My otherwise correctly functioning CUDA code seems to hang the device in some configurations of the quantity of blocks / threads. After that point, I can’t launch new kernels and I have to reboot my machine.

How can I start troubleshooting an issue like that?

Circumstances where it happens:
Launching a kernel with ~400 blocks and a thread quantity > 1

Things I’ve tried:
cuda-memcheck (0 Errors)
Testing various other configurations of thread and block size. The performance is best with many blocks and only 1 thread per, then gets worse and eventually stalls completely.

Facts about my setup:

  • Language: C
  • Geforce 3060 12GB
  • Platforms where this bug happens: Both WSL Ubuntu, and Pop!_OS 21.10 dual-boot installation on the same machine
  • CUDA version: 11.2
  • I’m using dynamic parallelism / subkernels. So I could have 10s of thousands of threads once the sub-kernels are launched.

On an Ampere GPU I recommend using compute-sanitizer.

I would recommend proper, comprehensive CUDA error checking (every API call, every kernel launch, in both host and device code).

A hang in device code often requires the same sort of construct as it would in host code: a while loop or similar construct waiting on something. One thread per block is not the way to get good performance from a GPU, and having a code that depends on that for proper behavior is evidence of a design flaw or inappropriate code design of some sort. IMO. I’m not going to argue it in the abstract; others may have a different opinion. I’m quite certain that if you want attractive performance from a CUDA GPU, one thread per block is a terribly bad design choice.

WSL support for CUDA is still pretty new. There may be some rough edges. I’ve never heard of Pop! OS. It isn’t one of the supported distributions for CUDA development, and if I were struggling with an issue like this, I would want to remove that as a possible contributor.

Hi Robert - I looked more into this and followed your advice:

I installed Ubuntu on bare metal, i.e. no WSL.

I set up a new experiment with very simple code performing a simple workload: GitHub - use/cuda-performance-test with a large amount of threads,and sub-threads. I used lots of error checking.

I ran this experiment on both these environments:

I found similar results to my neural net code I mentioned in my OP: when using dynamic parallelism, with the same total number of threads performing the same workloads but in varying grid configurations, the best configurations look like this:

  • Main grid: <<<N, 1>>>
  • Sub grid: <<<1, N>>>

While other grid dimensions can be up to 100x slower or even seem to hang the device (or take so long that I can’t observe it concluding).

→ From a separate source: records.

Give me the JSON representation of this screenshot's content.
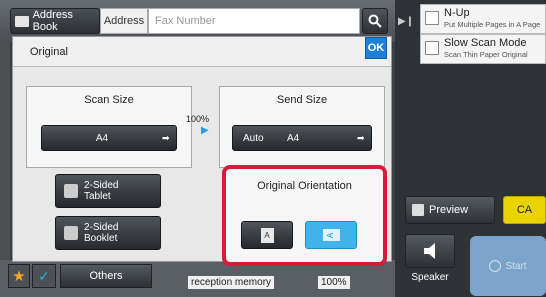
{
  "top_bar": {
    "address_book_label": "Address Book",
    "address_tab_label": "Address",
    "fax_placeholder": "Fax Number"
  },
  "right_panel": {
    "options": [
      {
        "title": "N-Up",
        "subtitle": "Put Multiple Pages in A Page"
      },
      {
        "title": "Slow Scan Mode",
        "subtitle": "Scan Thin Paper Original"
      }
    ],
    "preview_label": "Preview",
    "ca_label": "CA",
    "speaker_label": "Speaker",
    "start_label": "Start"
  },
  "dialog": {
    "title": "Original",
    "ok_label": "OK",
    "scan_size": {
      "label": "Scan Size",
      "value": "A4"
    },
    "ratio": "100%",
    "send_size": {
      "label": "Send Size",
      "mode": "Auto",
      "value": "A4"
    },
    "two_sided_tablet": "2-Sided\nTablet",
    "two_sided_booklet": "2-Sided\nBooklet",
    "orientation": {
      "title": "Original Orientation",
      "portrait_glyph": "A",
      "landscape_glyph": "A",
      "selected": "landscape"
    }
  },
  "bottom": {
    "others_label": "Others",
    "memory_label": "reception memory",
    "memory_value": "100%"
  },
  "colors": {
    "highlight_border": "#d61c3a",
    "selected_blue": "#3fb3ea",
    "ca_yellow": "#e9d300",
    "ok_blue": "#1e7fd6"
  }
}
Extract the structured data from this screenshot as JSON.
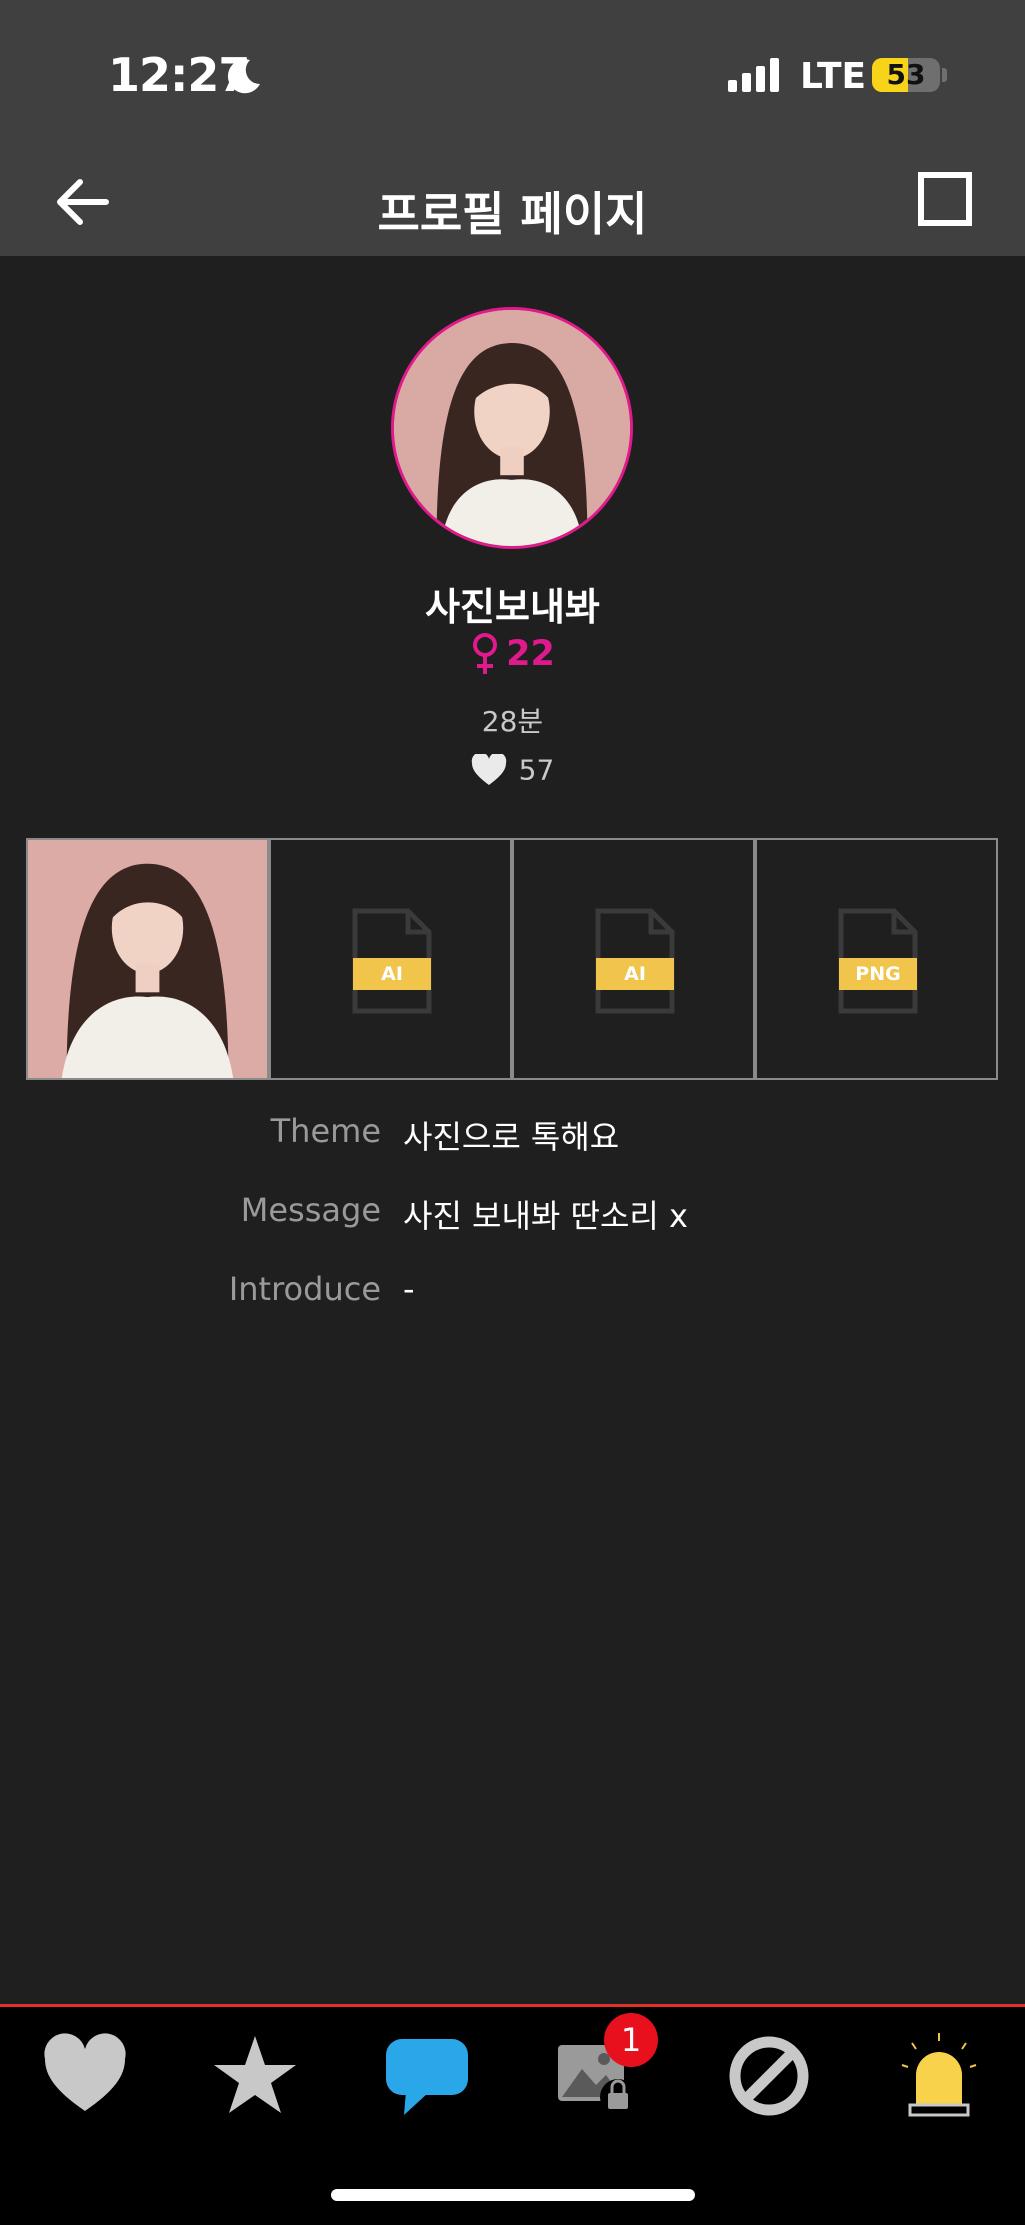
{
  "status_bar": {
    "time": "12:27",
    "network": "LTE",
    "battery_percent": "53",
    "battery_level": 0.53
  },
  "header": {
    "title": "프로필 페이지"
  },
  "profile": {
    "name": "사진보내봐",
    "gender_symbol": "♀",
    "age": "22",
    "last_seen": "28분",
    "likes": "57",
    "accent_color": "#e0198c"
  },
  "gallery": {
    "files": [
      {
        "badge": "AI"
      },
      {
        "badge": "AI"
      },
      {
        "badge": "PNG"
      }
    ]
  },
  "info": [
    {
      "label": "Theme",
      "value": "사진으로 톡해요"
    },
    {
      "label": "Message",
      "value": "사진 보내봐 딴소리 x"
    },
    {
      "label": "Introduce",
      "value": "-"
    }
  ],
  "tabs": {
    "photo_badge": "1",
    "icons": [
      "heart-icon",
      "star-icon",
      "chat-bubble-icon",
      "locked-photo-icon",
      "block-icon",
      "siren-icon"
    ]
  }
}
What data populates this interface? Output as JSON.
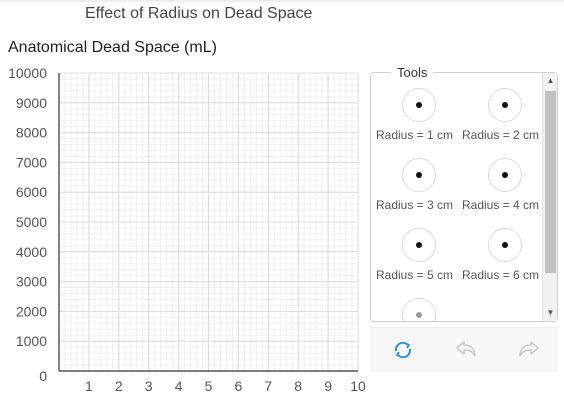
{
  "app": {
    "title": "Effect of Radius on Dead Space"
  },
  "chart_data": {
    "type": "scatter",
    "title": "Effect of Radius on Dead Space",
    "ylabel": "Anatomical Dead Space (mL)",
    "xlabel": "",
    "xlim": [
      0,
      10
    ],
    "ylim": [
      0,
      10000
    ],
    "x_ticks": [
      1,
      2,
      3,
      4,
      5,
      6,
      7,
      8,
      9,
      10
    ],
    "y_ticks": [
      0,
      1000,
      2000,
      3000,
      4000,
      5000,
      6000,
      7000,
      8000,
      9000,
      10000
    ],
    "grid": true,
    "series": []
  },
  "tools": {
    "legend": "Tools",
    "items": [
      {
        "label": "Radius = 1 cm",
        "icon": "point-marker-icon"
      },
      {
        "label": "Radius = 2 cm",
        "icon": "point-marker-icon"
      },
      {
        "label": "Radius = 3 cm",
        "icon": "point-marker-icon"
      },
      {
        "label": "Radius = 4 cm",
        "icon": "point-marker-icon"
      },
      {
        "label": "Radius = 5 cm",
        "icon": "point-marker-icon"
      },
      {
        "label": "Radius = 6 cm",
        "icon": "point-marker-icon"
      },
      {
        "label": "",
        "icon": "point-marker-icon"
      }
    ]
  },
  "actions": {
    "reset_icon": "reset-icon",
    "undo_icon": "undo-icon",
    "redo_icon": "redo-icon",
    "reset_color": "#2f8fd8",
    "disabled_color": "#c8c8c8"
  }
}
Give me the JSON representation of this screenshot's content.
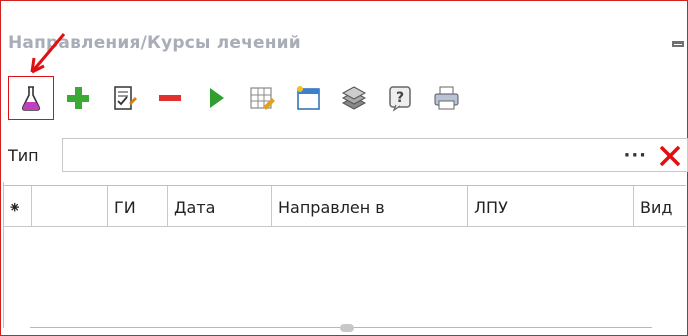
{
  "panel": {
    "title": "Направления/Курсы лечений"
  },
  "toolbar": {
    "buttons": [
      {
        "name": "lab-flask",
        "icon": "flask-icon"
      },
      {
        "name": "add",
        "icon": "plus-icon"
      },
      {
        "name": "edit",
        "icon": "edit-document-icon"
      },
      {
        "name": "delete",
        "icon": "minus-icon"
      },
      {
        "name": "run",
        "icon": "play-icon"
      },
      {
        "name": "edit-grid",
        "icon": "grid-edit-icon"
      },
      {
        "name": "new-window",
        "icon": "new-window-icon"
      },
      {
        "name": "stack",
        "icon": "stack-icon"
      },
      {
        "name": "help",
        "icon": "help-icon"
      },
      {
        "name": "print",
        "icon": "print-icon"
      }
    ]
  },
  "filter": {
    "label": "Тип",
    "value": "",
    "dots": "···"
  },
  "grid": {
    "columns": [
      "⁕",
      "",
      "ГИ",
      "Дата",
      "Направлен в",
      "ЛПУ",
      "Вид"
    ],
    "rows": []
  },
  "colors": {
    "frame_border": "#d02020",
    "title_color": "#a8adb8",
    "add_green": "#3aaa35",
    "delete_red": "#e03030",
    "play_green": "#2fa02f",
    "flask_pink": "#c040c0"
  }
}
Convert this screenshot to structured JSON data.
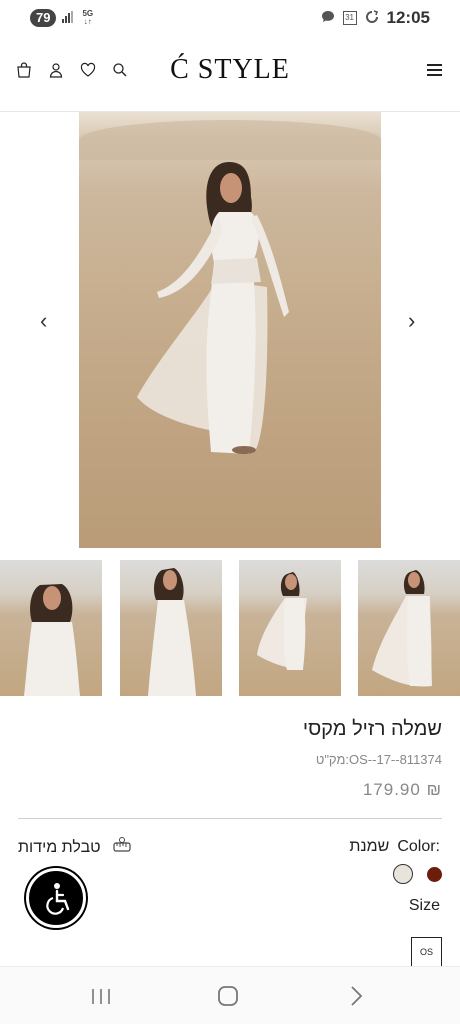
{
  "status_bar": {
    "battery": "79",
    "network": "5G",
    "calendar_day": "31",
    "time": "12:05"
  },
  "header": {
    "logo": "Ć STYLE",
    "icons": [
      "bag-icon",
      "user-icon",
      "heart-icon",
      "search-icon",
      "menu-icon"
    ]
  },
  "gallery": {
    "prev_arrow": "‹",
    "next_arrow": "›",
    "thumbnail_count": 4
  },
  "product": {
    "title": "שמלה רזיל מקסי",
    "sku": "מק\"ט:OS--17--811374",
    "price": "179.90 ₪"
  },
  "options": {
    "size_table_label": "טבלת מידות",
    "color_label": "Color:",
    "color_value": "שמנת",
    "colors": [
      "#e8e4dc",
      "#6b1e0a"
    ],
    "size_label": "Size",
    "sizes": [
      "OS"
    ]
  },
  "accessibility_button": "accessibility-icon",
  "nav_bar": {
    "buttons": [
      "recent-apps-icon",
      "home-icon",
      "back-icon"
    ]
  }
}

Can you help me understand why that would be the case? Is this a commonly known thing? I couldn’t find this documented anywhere. But it seems when using a large amount of threads + subgrids, N-1-1-N is the best configuration. Maybe it’s due to subtleties of thread scheduling?

Here are my experiment results for reference: Local Ubuntu 3060, AWS P2 Tesla K80

(It seems you’re not asking about device hangs/freezes/crashes anymore.)

I don’t really have any insight. I haven’t benchmarked CDP that carefully/closely.

I have not run into anyone reporting it nor seen reports like that.

I have never seen that kind of info documented anywhere.